Which brings me to my most vivid memory, the time Reagan’s one-time MCA agent, Arthur Parks, told me about the trouble Reagan got into during negotiations to renew his GE Theater contract. The show was already a hit when Reagan began hosting and appearing in promotional tours orchestrated by GE’s PR department and advertising agency. In all, Reagan was said to have visited GE’s 135 research and manufacturing facilities and met some 250,000 people. His popularity soared in the South, which, according to his biographers, planted the seeds for Southern conservatives to later underwrite his rise to the presidency.

By 1962, Reagan’s GE Theater appearances were marred by the controversy around the Justice Department’s antitrust investigation of MCA and the SAG waivers. But it was Reagan’s increasingly anti-government demeanor while on tour that began to vex GE’s brass. According to Parks, GE was bidding on a Tennessee generator project and didn’t want Reagan’s political speeches to blow the contract. So the company’s ad agency laid it on the line: Reagan’s option wouldn’t be picked up unless he shut up. Reagan thought it over, and then stunned his agents by saying no. They couldn’t believe that Reagan was turning his back on a half-million-dollar deal.

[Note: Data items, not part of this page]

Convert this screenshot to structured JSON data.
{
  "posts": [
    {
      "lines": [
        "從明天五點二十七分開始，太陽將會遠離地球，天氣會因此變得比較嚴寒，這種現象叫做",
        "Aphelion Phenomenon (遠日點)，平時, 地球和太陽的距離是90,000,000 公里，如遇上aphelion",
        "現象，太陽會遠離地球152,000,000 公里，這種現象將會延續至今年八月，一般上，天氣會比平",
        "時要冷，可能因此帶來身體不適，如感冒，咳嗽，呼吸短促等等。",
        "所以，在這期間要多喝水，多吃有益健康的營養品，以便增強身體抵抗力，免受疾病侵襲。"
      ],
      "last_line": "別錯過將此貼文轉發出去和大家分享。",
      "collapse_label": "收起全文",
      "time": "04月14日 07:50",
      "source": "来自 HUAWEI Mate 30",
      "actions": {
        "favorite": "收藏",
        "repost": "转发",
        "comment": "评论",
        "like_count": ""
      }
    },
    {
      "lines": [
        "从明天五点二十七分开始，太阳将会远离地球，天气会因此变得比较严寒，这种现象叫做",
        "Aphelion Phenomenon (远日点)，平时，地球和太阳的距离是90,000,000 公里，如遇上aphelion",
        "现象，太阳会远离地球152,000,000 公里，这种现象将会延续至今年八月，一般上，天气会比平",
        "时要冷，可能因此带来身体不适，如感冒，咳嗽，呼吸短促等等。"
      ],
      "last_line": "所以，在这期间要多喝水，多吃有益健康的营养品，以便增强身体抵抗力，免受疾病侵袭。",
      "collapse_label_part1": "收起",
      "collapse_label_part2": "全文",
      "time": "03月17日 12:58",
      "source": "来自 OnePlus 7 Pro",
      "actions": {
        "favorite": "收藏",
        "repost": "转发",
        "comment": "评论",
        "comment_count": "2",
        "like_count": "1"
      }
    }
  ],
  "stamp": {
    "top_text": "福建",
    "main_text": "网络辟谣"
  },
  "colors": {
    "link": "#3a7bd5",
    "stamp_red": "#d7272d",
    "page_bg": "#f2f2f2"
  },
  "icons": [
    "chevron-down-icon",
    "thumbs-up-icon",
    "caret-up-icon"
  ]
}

The president of GE even spoke to Reagan personally but couldn’t get the actor to back down. After the deal was dead, the GE exec phoned Parks with one last request. “Call Mr. Reagan and tell him I admire him more now than I did before I made the call for sticking to his guns.”

Right-wing pundits today wishing to disenfranchise politically outspoken actors (unless they’re Arnold Schwarzenegger) would do well to remember that, once upon a time, Reagan was indeed fired for being a Hollywood activist.